茨城県常陸大宮市で農家パン店が開業 家族の農作物を主役に地域活性化へ
茨城県常陸大宮市の山あいにあるJR水郡線山方宿駅前で、3月17日にパン店「農家ぱん屋だいこく」がオープンします。店主は地元農家一家の末っ子である河野あゆみさんです。近隣では人口減少が進み、シャッターを閉めた店が増える中、あゆみさんは「地域の人が集う場所にしたい」との思いを胸に、家族が丹精込めて育てた農作物をふんだんに使ったパンの販売を開始します。
かつての宿場町で新たなにぎわいを創出
同市の山方地区はかつて宿場町として栄えましたが、現在は山方宿駅の1日平均乗車人員が70人余りと、行き交う人もまばらな状況です。しかし、店がプレオープンした3月5日には、パンを焼く香りに誘われるように客がひっきりなしに訪れ、駅前が久しぶりのにぎわいを見せました。
店内には「農家一家丸ごとバーガー」(税込み302円)や「香り広がる塩バターロール」(同162円)といったパンや焼き菓子が並び、午前の2時間だけで約200個が売れました。あゆみさんは「予想以上の売れ行き」と驚き、追加でパンを焼く作業に追われたといいます。
農家の末っ子が叶えたパン屋さんの夢
小学生の頃から「パン屋さんとお米屋さん」になることが夢だったというあゆみさん。県立農業大学校で農業の基礎を学んだ後、埼玉県のパン店で7年間の修業を積みました。販売や経営面の知識も得て地元に戻り、パン店の開業準備を進めてきました。
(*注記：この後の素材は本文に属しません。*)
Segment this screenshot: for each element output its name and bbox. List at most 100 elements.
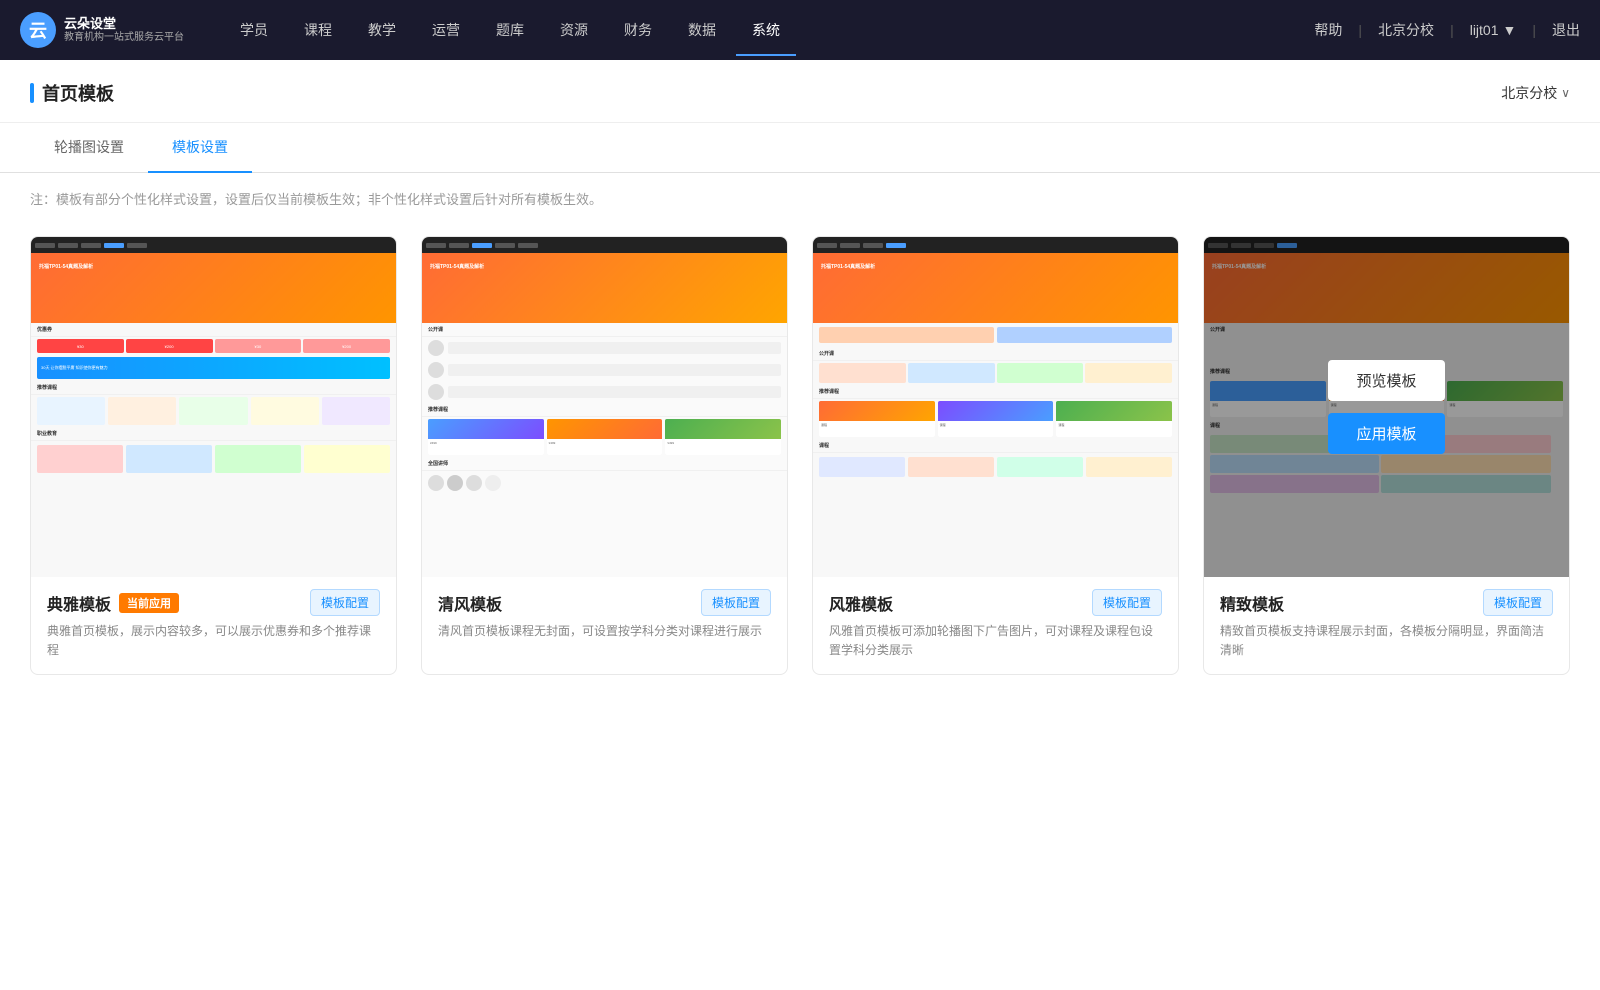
nav-item-operations[interactable]: 运营: [416, 14, 476, 46]
tab-template[interactable]: 模板设置: [148, 123, 252, 173]
rec-courses-title: 推荐课程: [422, 403, 787, 417]
preview-template-button[interactable]: 预览模板: [1328, 360, 1444, 401]
template-card-dianye[interactable]: 托福TP01-54真题及解析 优惠券 ¥30 ¥200 ¥30 ¥200 30天…: [30, 236, 397, 675]
logo-title: 云朵设堂: [64, 16, 184, 32]
course-card-5: [322, 397, 390, 425]
template-info-fengya: 风雅模板 模板配置 风雅首页模板可添加轮播图下广告图片，可对课程及课程包设置学科…: [813, 577, 1178, 674]
logo-text: 云朵设堂 教育机构一站式服务云平台: [64, 16, 184, 44]
nav-right: 帮助 | 北京分校 | lijt01 ▼ | 退出: [1314, 20, 1580, 40]
cc3-2: [908, 457, 994, 477]
mockup-nav: [31, 237, 396, 253]
template-desc-jingzhi: 精致首页模板支持课程展示封面，各模板分隔明显，界面简洁清晰: [1220, 622, 1553, 660]
page-wrapper: 首页模板 北京分校 ∨ 轮播图设置 模板设置 注：模板有部分个性化样式设置，设置…: [0, 60, 1600, 990]
course-card-4: [251, 397, 319, 425]
public-class-cards: [813, 361, 1178, 385]
branch-link[interactable]: 北京分校: [1378, 20, 1434, 40]
config-button-fengya[interactable]: 模板配置: [1092, 589, 1162, 616]
cc3-1: [819, 457, 905, 477]
nav-menu: 学员 课程 教学 运营 题库 资源 财务 数据 系统: [224, 14, 1314, 46]
mockup-hero: 托福TP01-54真题及解析: [31, 253, 396, 323]
pc-card-3: [997, 363, 1084, 383]
template-name-dianye: 典雅模板 当前应用: [47, 591, 179, 615]
teacher-avatar-1: [428, 340, 444, 356]
template-name-fengya: 风雅模板: [829, 591, 893, 615]
nav-item-data[interactable]: 数据: [672, 14, 732, 46]
template-overlay: 预览模板 应用模板: [1204, 237, 1569, 577]
national-avatar-2: [447, 475, 463, 491]
template-desc-dianye: 典雅首页模板，展示内容较多，可以展示优惠券和多个推荐课程: [47, 622, 380, 660]
template-card-qingfeng[interactable]: 托福TP01-54真题及解析 公开课: [421, 236, 788, 675]
logo-icon: 云: [20, 12, 56, 48]
edu-title: 职业教育: [31, 427, 396, 441]
branch-chevron-icon: ∨: [1561, 86, 1570, 100]
nav-dot: [449, 243, 469, 248]
courses-cards3: [813, 453, 1178, 481]
nav-item-resources[interactable]: 资源: [544, 14, 604, 46]
tab-carousel[interactable]: 轮播图设置: [30, 123, 148, 173]
course-text-1: ¥499: [428, 439, 544, 455]
mockup-qingfeng: 托福TP01-54真题及解析 公开课: [422, 237, 787, 577]
cc3-3: [997, 457, 1083, 477]
mockup-hero3: 托福TP01-54真题及解析: [813, 253, 1178, 323]
teacher-avatar-2: [428, 362, 444, 378]
rec-course-2: ¥499: [547, 419, 663, 455]
template-name-qingfeng: 清风模板: [438, 591, 502, 615]
template-info-qingfeng: 清风模板 模板配置 清风首页模板课程无封面，可设置按学科分类对课程进行展示: [422, 577, 787, 655]
apply-template-button[interactable]: 应用模板: [1328, 413, 1444, 454]
config-button-qingfeng[interactable]: 模板配置: [701, 589, 771, 616]
pc-card-1: [819, 363, 906, 383]
mockup-nav3: [813, 237, 1178, 253]
ci-3: [1056, 401, 1172, 421]
template-card-fengya[interactable]: 托福TP01-54真题及解析 公开课: [812, 236, 1179, 675]
course-3-3: 课程: [1056, 401, 1172, 437]
help-link[interactable]: 帮助: [1314, 20, 1342, 40]
national-avatar-4: [485, 475, 501, 491]
template-preview-dianye: 托福TP01-54真题及解析 优惠券 ¥30 ¥200 ¥30 ¥200 30天…: [31, 237, 396, 577]
logo: 云 云朵设堂 教育机构一站式服务云平台: [20, 12, 184, 48]
teachers-row3: [422, 381, 787, 403]
course-card-2: [108, 397, 176, 425]
nav-dot: [81, 243, 101, 248]
national-title: 全国讲师: [422, 457, 787, 471]
current-badge: 当前应用: [119, 593, 179, 613]
mockup-dianye: 托福TP01-54真题及解析 优惠券 ¥30 ¥200 ¥30 ¥200 30天…: [31, 237, 396, 577]
nav-dot: [127, 243, 147, 248]
course-text-3: ¥499: [665, 439, 781, 455]
nav-dot: [58, 243, 78, 248]
rec-courses-row: ¥499 ¥499 ¥499: [422, 417, 787, 457]
logout-link[interactable]: 退出: [1552, 20, 1580, 40]
config-button-dianye[interactable]: 模板配置: [310, 589, 380, 616]
course-img-3: [665, 419, 781, 439]
public-class-title3: 公开课: [813, 347, 1178, 361]
rec-row3: 课程 课程 课程: [813, 399, 1178, 439]
course-3-2: 课程: [938, 401, 1054, 437]
nav-dot: [426, 243, 446, 248]
hero-text: 托福TP01-54真题及解析: [39, 263, 93, 270]
ci-2: [938, 401, 1054, 421]
nav-dot: [840, 243, 860, 248]
course-card-1: [37, 397, 105, 425]
nav-item-system[interactable]: 系统: [736, 14, 796, 46]
nav-dot: [518, 243, 538, 248]
nav-divider: |: [1358, 22, 1362, 38]
nav-dot-active: [886, 243, 906, 248]
branch-selector[interactable]: 北京分校 ∨: [1501, 83, 1570, 103]
course-text-2: ¥499: [547, 439, 663, 455]
mockup-hero2: 托福TP01-54真题及解析: [422, 253, 787, 323]
template-desc-qingfeng: 清风首页模板课程无封面，可设置按学科分类对课程进行展示: [438, 622, 771, 641]
name-row-qingfeng: 清风模板 模板配置: [438, 589, 771, 616]
config-button-jingzhi[interactable]: 模板配置: [1483, 589, 1553, 616]
nav-item-questions[interactable]: 题库: [480, 14, 540, 46]
nav-item-students[interactable]: 学员: [224, 14, 284, 46]
nav-dot-active: [104, 243, 124, 248]
nav-item-courses[interactable]: 课程: [288, 14, 348, 46]
template-preview-fengya: 托福TP01-54真题及解析 公开课: [813, 237, 1178, 577]
note-text: 注：模板有部分个性化样式设置，设置后仅当前模板生效；非个性化样式设置后针对所有模…: [30, 192, 602, 207]
template-card-jingzhi[interactable]: 托福TP01-54真题及解析 公开课 推荐课程 课程: [1203, 236, 1570, 675]
mockup-fengya: 托福TP01-54真题及解析 公开课: [813, 237, 1178, 577]
user-menu[interactable]: lijt01 ▼: [1470, 22, 1517, 38]
national-avatar-3: [466, 475, 482, 491]
nav-item-teaching[interactable]: 教学: [352, 14, 412, 46]
cc3-4: [1086, 457, 1172, 477]
nav-item-finance[interactable]: 财务: [608, 14, 668, 46]
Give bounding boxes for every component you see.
こだわったのは、家族が育てた農作物を「主役」にすることです。父・小野瀬隆一さんと母・栄子さんが作る小麦を自家製粉してパンの材料にします。具材には長兄・隆延さんが育てるネギやブロッコリー、次兄・雅俊さんのトマトを使用しています。
高齢化が進むこの地域の客層を意識して柔らかめに焼いたパンは、素材の味わいが口の中で広がるよう工夫されています。
代々続く米店を改装し家族一丸で支援
店舗は、小野瀬家が代々営む米店を改装したものです。隆一さんは「山方のきれいな水で作った農作物をパンで味わってほしい」と娘を支え、栄子さんも「今では数えるほどの店舗数になってしまった街で、皆が笑顔になれたらいい」と期待を寄せています。
店の6次産業化を支援する中小企業診断士の村上一幸さんは「経営の計画性が高く、何よりパンがおいしい」と太鼓判を押しています。
地域全体の農家の食材活用も視野に
店は17日の本格オープンに向けて試験営業を続けています。家族にとどまらず、地域の農家の食材も活用したいと構想は膨らんでいます。あゆみさんは「畑の豊かさを直接届け、農作物を手にとってもらう機会にもなれば」と意気込んでいます。
人口減少が課題となる地方において、農家が自らの農作物を加工・販売する6次産業化の取り組みは、地域活性化の重要な一手となるでしょう。家族一丸となったこの挑戦が、山方地区に新たな活気をもたらすことが期待されます。